The impact was immediate. The NBA allowed hardship cases to be allowed for early entry in the 1971 Draft and in the 1976 Draft, a modification was made to the early entry rule. A player could leave school early but not be eligible for selection until their class graduated.

But the ruling led to Moses Malone being drafted by the ABA in 1974 right out of high school, Larry Bird being drafted in 1978 after his junior season (he didn’t play until 1979), and the historic drafting of Darryl Dawkins and Bill Willoughby in 1975 as they became the first and direct prep-to-pro players in NBA history. This led to Kevin Garnett, Kobe Bryant, LeBron James, and various international players like Kristaps Porzingis and Luka Doncic entering the league young.

Haywood’s basketball life was both brilliant and maddening. Averaged double digits in the league except for two seasons, averaged double-digit rebounds in six different seasons, made All-NBA teams and All-Star teams, and was recognized as one of the best players in the league during the 70s and won a championship with the Lakers in 1980. Also, he developed a cocaine addiction which led to him being kicked off the Lakers and eventually kicked out of the league for a year.

The NBA tries its best to ignore the decade of the 1970s. The league was marred with hella players with drug issues, tape delay games, on-court fights, and immense racial tension between the fans and players which led to severe attendance issues.

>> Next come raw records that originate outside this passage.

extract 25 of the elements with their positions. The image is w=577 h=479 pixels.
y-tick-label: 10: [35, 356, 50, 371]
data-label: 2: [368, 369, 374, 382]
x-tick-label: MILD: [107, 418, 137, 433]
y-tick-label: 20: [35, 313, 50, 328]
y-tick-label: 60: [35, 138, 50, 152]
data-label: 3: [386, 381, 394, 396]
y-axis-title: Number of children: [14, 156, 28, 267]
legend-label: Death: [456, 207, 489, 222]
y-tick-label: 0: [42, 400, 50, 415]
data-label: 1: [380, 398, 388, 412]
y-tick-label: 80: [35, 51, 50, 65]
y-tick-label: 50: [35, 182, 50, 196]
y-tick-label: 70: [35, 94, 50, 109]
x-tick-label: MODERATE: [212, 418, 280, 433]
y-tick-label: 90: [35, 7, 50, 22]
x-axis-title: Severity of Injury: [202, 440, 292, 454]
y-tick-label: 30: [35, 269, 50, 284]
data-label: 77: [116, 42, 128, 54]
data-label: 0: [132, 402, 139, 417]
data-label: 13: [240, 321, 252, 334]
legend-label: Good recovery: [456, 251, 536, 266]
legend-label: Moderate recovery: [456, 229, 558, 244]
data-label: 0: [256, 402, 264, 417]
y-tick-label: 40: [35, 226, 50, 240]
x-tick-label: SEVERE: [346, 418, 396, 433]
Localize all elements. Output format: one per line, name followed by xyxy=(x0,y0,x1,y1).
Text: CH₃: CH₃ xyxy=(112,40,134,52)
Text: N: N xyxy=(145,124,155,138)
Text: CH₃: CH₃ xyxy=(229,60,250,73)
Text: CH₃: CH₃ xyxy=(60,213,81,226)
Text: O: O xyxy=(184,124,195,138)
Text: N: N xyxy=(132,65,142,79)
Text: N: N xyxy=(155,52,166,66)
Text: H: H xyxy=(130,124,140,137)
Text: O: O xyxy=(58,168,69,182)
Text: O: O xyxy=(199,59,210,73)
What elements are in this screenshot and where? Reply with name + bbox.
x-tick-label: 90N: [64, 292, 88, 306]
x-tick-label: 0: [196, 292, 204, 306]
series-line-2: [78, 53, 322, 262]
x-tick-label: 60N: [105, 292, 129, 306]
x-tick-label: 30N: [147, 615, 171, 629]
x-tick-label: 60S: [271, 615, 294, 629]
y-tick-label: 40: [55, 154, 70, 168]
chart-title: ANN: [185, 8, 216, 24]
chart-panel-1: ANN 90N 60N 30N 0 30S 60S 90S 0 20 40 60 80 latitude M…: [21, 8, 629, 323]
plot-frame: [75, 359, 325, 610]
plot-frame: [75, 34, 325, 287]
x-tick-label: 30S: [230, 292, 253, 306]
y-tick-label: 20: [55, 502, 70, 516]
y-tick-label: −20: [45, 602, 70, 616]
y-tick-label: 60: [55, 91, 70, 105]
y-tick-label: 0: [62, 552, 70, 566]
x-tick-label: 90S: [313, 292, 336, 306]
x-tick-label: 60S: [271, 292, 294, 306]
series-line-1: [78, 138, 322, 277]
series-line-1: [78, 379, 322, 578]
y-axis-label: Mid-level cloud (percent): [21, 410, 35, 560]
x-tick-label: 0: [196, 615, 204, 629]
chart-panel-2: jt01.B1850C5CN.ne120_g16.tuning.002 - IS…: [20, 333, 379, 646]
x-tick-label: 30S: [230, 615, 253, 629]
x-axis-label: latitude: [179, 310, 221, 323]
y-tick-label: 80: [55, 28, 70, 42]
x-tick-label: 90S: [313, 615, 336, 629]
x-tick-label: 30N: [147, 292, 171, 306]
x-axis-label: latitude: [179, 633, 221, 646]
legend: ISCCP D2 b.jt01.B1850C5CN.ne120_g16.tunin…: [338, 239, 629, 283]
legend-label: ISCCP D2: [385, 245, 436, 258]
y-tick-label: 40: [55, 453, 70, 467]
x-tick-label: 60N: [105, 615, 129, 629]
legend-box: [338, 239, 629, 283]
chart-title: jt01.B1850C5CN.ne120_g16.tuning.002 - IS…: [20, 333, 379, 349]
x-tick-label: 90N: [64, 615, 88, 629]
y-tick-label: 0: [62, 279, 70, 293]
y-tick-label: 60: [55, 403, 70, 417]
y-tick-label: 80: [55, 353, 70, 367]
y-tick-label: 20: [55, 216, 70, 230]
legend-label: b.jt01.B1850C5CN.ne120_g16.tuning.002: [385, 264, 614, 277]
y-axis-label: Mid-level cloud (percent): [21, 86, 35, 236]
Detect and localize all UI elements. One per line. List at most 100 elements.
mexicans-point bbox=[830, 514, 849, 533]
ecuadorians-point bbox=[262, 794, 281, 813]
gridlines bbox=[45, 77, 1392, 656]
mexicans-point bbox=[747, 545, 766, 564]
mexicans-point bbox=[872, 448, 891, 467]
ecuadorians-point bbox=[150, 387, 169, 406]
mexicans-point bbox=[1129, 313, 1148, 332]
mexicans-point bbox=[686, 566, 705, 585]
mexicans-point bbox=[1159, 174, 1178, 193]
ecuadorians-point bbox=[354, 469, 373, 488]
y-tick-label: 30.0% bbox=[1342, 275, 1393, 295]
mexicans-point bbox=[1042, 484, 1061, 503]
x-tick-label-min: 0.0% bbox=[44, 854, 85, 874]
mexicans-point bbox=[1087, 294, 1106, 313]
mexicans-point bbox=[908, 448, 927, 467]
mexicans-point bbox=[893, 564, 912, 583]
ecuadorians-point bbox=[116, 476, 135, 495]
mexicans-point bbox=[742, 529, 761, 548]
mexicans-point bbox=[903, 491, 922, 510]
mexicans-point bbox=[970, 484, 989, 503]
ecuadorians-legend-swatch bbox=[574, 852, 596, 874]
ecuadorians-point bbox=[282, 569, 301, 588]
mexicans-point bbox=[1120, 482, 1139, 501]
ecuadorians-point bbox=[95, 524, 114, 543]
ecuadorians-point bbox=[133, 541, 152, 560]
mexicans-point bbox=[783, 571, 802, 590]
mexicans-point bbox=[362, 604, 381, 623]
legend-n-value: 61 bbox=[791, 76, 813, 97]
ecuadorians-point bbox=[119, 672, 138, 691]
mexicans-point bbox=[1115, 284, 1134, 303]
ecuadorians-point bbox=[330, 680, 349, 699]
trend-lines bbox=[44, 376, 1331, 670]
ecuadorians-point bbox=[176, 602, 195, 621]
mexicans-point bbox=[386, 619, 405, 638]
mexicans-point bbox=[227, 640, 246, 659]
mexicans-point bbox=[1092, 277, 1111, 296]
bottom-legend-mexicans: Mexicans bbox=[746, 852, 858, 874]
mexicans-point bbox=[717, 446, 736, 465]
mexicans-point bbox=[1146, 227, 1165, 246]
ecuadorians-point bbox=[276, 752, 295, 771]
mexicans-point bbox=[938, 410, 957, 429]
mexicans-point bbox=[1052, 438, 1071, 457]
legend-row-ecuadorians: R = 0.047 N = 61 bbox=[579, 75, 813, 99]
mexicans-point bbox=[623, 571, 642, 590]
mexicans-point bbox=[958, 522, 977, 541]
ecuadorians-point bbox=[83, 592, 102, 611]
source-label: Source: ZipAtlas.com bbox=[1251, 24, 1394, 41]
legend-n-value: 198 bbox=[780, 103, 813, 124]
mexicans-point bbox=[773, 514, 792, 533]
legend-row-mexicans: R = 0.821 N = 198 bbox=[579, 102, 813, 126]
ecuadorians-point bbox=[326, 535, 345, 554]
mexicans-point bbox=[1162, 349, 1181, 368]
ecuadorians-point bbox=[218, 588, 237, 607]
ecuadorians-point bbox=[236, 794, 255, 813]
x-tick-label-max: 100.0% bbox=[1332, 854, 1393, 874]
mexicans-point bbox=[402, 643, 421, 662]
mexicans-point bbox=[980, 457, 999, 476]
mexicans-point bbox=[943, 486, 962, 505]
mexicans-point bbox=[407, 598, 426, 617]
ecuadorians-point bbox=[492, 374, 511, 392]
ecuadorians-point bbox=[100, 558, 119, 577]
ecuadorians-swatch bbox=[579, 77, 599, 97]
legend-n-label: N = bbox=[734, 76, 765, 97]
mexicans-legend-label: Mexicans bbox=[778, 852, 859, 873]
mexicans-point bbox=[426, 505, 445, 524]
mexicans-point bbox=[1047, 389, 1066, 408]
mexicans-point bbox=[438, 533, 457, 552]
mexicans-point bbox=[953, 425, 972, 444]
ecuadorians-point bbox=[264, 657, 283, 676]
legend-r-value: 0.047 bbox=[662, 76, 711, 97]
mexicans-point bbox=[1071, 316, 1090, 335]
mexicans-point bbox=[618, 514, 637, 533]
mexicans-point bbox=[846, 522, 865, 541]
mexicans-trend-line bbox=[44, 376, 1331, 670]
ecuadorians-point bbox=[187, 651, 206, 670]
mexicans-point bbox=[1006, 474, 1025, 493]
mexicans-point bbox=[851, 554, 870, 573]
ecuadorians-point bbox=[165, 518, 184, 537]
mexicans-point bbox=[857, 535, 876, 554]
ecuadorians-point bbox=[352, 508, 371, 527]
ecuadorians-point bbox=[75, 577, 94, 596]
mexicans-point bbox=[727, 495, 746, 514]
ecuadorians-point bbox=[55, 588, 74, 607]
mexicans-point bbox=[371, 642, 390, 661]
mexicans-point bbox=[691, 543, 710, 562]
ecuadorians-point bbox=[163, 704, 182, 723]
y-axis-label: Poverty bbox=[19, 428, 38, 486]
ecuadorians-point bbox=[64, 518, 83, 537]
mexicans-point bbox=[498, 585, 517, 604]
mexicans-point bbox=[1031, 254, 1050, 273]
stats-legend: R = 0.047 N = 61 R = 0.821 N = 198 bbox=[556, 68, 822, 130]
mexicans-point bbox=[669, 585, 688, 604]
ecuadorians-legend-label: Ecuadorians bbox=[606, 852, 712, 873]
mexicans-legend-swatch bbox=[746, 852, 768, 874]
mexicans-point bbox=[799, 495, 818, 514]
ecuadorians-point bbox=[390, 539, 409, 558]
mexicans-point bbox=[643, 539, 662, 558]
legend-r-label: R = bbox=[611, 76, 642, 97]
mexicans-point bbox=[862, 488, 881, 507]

Despite numerous great players in that decade, Haywood being one of them, it feels like the NBA has tried to throw out the baby with the bath water regarding the 1970s. Despite the historic merger with the ABA, the style of gameplay changing for the better, and salaries changing, the negative press appeared to be too much for a, then, growing league.

This is relevant because the NBA loves to highlight its stars, past and present. Players that have been exceptional on the court or made an impact off of it. Or both! But not Spencer Haywood. Is it because he embarrassed the league by daring to go against them in court and winning? Or embarrassed them by being a statistic of drug use in the forgotten decade? Only they know and the people in charge at that point are no longer with us.

One thing is for certain, Spencer Haywood deserves to be known about on and off the court. On the court, his numbers speak for themself. He should be known as one of the best forwards to ever play the game. Off the court, he successfully broke through a lame rule that could be argued as being unconstitutional. The rule might have been changed eventually or someone else might have challenged it and won but it was Haywood that did it.

Haywood’s long overdue induction into the Hall of Fame in 2015 was a step in the right direction. But for a man who, still to this day, attends his sobriety meetings as he approaches his 39th year of sobriety and has a strong desire to create a retirement community for retired athletes, he deserves better and more acknowledgment.

P S The first basketball player to entter the NBA out of high school was Reggie Harding in 1962 But he didn’t play until the 1963-64 season
Haywood speaking at his Basketball Hall of Fame induction ceremony

To not only Kobe and GiGi but to John Altobelli, Keri Altobelli, Alyssa Altobelli, Sarah Chester, Payton Chester, Christina Mauser, and Ara Zobayan, may all your souls rest in peace eternally.